我想将数据从Android设备发送到PHP。我试过,但我错了,我不知道。我该如何纠正?
这是我所做的Android代码。
public class php_connect extends Activity {
InputStream is;
@Override
public void onCreate(Bundle savedInstanceState) {
super.onCreate(savedInstanceState);
setContentView(R.layout.main1);
JSONObject json = new JSONObject();
try {
HttpClient httpclient = new DefaultHttpClient();
HttpPost httppost = new HttpPost("http://10.0.2.2/food/food.php");
json.put("id",1);
json.put("name","john");
Log.i("jason Object", json.toString());
httppost.setHeader("json", json.toString());
StringEntity se = new StringEntity(json.toString());
se.setContentEncoding("UTF-8");
se.setContentType("application/json");
httppost.setEntity(se);
HttpResponse response = httpclient.execute(httppost);
int statusCode = response.getStatusLine().getStatusCode();
Toast.makeText(getApplicationContext(),String.valueOf(statusCode), Toast.LENGTH_SHORT).show();
is = se.getContent();
Log.e("log_tag", "connection success ");
Toast.makeText(getApplicationContext(), "Successfully Connected", Toast.LENGTH_SHORT).show();
}
catch(Exception e){
Log.e("log_tag", "Error in http connection "+e.toString());
Toast.makeText(getApplicationContext(), "Fail to Connect", Toast.LENGTH_SHORT).show();
}
}
}
我得到响应为200并成功连接但无法在PHP中查看数据。
我的PHP代码是:
<?php
$data = file_get_contents('php://input');
$json = json_decode($data,true);
var_dump($json);
$id=$json['id'];
echo $id;
?>
我总是得到空结果。
答案 0 :(得分:1)
来自PHP manual:
在POST请求的情况下,它更喜欢$ HTTP_RAW_POST_DATA,因为它不依赖于特殊的php.ini指令。此外,对于默认情况下未填充$ HTTP_RAW_POST_DATA的情况,它可能是激活always_populate_raw_post_data的内存密集型替代方案。 php://输入不适用于enctype =“multipart / form-data”

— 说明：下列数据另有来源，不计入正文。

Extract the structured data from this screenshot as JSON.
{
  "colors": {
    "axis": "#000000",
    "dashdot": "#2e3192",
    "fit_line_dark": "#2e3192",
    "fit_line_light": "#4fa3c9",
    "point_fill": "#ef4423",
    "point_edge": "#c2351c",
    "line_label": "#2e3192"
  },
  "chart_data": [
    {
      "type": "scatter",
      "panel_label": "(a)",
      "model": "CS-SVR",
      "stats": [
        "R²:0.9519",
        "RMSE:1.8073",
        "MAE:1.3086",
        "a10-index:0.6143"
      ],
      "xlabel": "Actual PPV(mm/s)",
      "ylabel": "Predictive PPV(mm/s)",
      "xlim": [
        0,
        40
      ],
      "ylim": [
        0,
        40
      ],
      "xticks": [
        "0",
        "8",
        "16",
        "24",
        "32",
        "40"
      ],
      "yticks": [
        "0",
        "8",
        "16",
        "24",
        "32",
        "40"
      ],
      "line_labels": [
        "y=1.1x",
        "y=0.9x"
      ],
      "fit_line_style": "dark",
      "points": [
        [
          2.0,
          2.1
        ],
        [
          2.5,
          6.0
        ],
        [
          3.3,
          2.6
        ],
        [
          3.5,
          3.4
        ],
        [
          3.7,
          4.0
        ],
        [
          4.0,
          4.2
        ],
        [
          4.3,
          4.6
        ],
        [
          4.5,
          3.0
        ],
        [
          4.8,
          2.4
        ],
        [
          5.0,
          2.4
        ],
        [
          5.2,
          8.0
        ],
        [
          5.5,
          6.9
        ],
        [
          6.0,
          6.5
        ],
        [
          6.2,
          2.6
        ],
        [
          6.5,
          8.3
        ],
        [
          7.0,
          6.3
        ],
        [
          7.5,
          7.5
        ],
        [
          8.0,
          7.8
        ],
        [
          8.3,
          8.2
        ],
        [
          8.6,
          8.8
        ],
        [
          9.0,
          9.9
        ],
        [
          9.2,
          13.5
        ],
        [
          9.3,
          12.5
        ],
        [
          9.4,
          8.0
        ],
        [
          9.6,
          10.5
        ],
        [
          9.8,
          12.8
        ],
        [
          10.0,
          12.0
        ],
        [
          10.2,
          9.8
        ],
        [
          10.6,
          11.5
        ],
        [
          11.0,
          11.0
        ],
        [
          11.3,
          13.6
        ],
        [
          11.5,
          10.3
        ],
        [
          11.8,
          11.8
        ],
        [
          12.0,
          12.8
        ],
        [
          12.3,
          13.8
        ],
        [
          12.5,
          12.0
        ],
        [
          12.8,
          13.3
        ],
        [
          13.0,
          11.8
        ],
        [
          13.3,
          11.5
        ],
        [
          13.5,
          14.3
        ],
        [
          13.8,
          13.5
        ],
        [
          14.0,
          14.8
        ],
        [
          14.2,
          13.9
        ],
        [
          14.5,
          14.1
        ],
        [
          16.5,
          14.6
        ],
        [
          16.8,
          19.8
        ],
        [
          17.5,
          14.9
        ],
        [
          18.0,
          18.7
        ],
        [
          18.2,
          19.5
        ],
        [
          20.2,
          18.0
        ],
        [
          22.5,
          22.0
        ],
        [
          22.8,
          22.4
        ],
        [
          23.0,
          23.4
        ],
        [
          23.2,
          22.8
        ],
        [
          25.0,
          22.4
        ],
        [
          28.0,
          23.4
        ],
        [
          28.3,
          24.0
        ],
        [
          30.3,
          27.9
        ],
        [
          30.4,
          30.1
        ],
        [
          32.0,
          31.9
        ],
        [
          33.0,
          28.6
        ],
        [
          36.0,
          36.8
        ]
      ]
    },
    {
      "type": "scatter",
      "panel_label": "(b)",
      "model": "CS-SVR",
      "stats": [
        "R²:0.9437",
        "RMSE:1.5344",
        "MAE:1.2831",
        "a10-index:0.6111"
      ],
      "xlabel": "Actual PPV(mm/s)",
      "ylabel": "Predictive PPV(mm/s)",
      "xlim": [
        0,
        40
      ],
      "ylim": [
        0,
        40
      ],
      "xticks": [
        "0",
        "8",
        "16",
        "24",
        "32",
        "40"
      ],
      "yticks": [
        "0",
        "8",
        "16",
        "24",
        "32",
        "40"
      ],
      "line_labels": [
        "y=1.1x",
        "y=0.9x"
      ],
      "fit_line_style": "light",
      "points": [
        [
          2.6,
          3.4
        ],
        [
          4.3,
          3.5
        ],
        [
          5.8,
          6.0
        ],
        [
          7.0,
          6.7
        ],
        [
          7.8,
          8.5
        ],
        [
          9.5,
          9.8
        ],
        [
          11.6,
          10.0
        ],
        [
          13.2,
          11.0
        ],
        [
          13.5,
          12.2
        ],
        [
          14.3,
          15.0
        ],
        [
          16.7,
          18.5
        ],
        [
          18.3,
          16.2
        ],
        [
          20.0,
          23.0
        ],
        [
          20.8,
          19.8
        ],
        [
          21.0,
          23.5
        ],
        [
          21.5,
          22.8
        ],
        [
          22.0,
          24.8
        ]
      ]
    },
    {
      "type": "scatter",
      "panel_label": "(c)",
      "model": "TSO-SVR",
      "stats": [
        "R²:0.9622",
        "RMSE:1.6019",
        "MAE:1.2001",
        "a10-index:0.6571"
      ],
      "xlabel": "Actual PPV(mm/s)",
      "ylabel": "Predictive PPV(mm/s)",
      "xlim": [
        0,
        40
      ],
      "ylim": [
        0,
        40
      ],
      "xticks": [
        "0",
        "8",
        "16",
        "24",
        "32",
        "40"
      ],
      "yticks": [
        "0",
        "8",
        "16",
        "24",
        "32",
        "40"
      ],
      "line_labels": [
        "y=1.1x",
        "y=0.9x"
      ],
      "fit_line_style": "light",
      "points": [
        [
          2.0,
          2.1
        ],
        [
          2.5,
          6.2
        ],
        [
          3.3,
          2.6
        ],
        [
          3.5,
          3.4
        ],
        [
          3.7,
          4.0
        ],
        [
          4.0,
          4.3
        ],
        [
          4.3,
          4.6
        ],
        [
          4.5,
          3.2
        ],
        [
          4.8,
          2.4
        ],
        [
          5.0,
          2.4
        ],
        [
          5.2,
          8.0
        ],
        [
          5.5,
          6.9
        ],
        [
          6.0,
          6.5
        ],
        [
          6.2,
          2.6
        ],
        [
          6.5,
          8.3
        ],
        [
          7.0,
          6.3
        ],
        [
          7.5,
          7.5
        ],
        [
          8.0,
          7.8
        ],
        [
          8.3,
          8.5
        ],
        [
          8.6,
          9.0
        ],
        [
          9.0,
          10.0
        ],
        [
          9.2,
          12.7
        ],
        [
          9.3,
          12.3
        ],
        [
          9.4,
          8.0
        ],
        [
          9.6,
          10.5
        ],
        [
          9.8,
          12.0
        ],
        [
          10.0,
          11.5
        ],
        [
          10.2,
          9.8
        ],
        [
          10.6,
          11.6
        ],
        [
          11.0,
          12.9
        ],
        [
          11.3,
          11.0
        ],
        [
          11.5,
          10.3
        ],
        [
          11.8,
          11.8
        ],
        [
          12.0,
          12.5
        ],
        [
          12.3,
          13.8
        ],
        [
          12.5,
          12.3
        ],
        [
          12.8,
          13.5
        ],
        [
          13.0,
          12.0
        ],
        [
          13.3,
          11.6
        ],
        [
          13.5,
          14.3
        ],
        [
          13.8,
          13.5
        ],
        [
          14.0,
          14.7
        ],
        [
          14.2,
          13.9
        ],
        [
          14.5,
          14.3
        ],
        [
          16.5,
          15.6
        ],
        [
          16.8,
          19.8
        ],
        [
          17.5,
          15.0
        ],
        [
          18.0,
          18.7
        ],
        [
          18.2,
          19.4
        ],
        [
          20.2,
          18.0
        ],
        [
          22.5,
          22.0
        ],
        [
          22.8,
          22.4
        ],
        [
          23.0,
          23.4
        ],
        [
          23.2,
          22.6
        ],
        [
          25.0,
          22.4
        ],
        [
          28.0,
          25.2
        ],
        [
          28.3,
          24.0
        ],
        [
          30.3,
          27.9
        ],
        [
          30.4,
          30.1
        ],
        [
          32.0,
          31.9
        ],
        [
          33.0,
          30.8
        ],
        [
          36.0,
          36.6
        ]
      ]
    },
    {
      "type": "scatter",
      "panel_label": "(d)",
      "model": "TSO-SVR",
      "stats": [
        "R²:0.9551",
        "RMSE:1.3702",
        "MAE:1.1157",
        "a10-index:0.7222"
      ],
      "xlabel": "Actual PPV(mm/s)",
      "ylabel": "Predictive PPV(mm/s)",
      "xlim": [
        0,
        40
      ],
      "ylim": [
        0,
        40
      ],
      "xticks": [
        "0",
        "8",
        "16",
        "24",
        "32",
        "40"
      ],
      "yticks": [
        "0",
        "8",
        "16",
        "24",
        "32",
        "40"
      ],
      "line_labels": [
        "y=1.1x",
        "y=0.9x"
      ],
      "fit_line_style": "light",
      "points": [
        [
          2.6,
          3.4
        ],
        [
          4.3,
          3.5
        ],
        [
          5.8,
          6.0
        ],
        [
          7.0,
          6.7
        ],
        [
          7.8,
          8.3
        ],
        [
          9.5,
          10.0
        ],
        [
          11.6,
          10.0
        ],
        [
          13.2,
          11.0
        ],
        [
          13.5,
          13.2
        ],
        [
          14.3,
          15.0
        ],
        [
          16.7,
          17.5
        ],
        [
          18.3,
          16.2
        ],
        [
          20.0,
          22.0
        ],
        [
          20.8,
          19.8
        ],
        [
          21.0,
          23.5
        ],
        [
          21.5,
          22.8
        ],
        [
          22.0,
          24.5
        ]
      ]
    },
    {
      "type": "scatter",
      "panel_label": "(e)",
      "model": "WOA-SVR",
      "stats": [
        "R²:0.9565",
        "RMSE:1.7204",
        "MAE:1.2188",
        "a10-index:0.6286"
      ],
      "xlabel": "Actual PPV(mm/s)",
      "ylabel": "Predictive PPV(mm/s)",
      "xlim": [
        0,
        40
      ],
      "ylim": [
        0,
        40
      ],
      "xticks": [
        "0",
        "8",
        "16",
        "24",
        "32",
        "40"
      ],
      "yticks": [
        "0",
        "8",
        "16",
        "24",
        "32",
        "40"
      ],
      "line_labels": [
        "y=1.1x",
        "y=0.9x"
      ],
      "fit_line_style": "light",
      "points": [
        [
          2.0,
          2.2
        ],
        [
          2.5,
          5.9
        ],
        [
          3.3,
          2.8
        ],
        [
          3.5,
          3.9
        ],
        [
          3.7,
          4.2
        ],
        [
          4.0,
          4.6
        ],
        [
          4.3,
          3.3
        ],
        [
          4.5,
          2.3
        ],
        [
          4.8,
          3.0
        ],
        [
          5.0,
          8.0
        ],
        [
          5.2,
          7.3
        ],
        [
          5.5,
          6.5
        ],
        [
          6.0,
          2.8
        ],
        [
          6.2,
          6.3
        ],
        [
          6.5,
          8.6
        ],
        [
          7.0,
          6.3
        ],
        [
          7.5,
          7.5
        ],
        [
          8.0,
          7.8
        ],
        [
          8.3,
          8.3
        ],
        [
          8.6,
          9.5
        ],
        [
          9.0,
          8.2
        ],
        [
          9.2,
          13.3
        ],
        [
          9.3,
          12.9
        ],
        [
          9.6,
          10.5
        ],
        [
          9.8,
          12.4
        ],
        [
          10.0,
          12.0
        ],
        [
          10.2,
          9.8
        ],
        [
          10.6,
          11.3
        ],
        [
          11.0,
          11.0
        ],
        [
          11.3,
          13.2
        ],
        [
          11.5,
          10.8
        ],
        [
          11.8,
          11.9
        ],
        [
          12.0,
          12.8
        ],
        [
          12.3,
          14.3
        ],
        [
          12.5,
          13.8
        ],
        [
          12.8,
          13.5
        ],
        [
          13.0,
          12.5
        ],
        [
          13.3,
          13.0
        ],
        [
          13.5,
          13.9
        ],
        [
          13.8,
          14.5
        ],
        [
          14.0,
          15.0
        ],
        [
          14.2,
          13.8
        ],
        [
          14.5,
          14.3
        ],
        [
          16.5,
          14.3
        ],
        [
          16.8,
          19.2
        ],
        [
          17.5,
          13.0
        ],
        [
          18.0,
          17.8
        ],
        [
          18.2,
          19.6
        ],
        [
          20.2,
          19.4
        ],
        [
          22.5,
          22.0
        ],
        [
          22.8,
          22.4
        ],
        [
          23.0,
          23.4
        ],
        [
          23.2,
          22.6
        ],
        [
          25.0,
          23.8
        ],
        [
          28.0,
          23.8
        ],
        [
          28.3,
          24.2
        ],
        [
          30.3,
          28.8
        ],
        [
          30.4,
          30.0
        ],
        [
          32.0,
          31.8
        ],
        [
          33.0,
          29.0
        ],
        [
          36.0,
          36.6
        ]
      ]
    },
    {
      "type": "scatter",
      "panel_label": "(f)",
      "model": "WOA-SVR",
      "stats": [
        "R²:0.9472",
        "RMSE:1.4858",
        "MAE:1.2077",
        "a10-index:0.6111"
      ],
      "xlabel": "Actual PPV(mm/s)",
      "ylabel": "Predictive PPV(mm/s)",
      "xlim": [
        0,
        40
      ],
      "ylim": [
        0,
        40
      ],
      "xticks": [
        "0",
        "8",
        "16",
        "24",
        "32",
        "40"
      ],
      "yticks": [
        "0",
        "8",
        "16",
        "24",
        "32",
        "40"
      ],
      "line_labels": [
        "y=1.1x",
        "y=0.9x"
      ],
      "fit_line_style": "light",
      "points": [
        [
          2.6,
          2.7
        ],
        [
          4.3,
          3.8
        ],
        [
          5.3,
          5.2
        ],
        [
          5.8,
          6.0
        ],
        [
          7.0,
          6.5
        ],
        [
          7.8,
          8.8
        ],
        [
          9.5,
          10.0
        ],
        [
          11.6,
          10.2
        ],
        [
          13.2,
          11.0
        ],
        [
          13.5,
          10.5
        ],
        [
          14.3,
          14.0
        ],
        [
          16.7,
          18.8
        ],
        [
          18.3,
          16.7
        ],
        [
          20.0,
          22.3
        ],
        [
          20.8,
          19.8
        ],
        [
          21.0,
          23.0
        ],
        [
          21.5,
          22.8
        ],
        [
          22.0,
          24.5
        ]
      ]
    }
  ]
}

我认为将JSON编码为表单参数会更容易,并使用普通的PHP $ _POST函数来读取它:
List parameters = new ArrayList();
parameters.add(new BasicNameValuePair("jsonParam", json.toString())
UrlEncodedFormEntity formEntity = new UrlEncodedFormEntity(parameters)
httppost.setContentType("multipart/form-data");
httppost.setEntity(formEntity);
在PHP方面你可以做到
Got <?php echo $_POST["jsonParam"]; ?>!<br />
注意:我没有测试过上面的代码。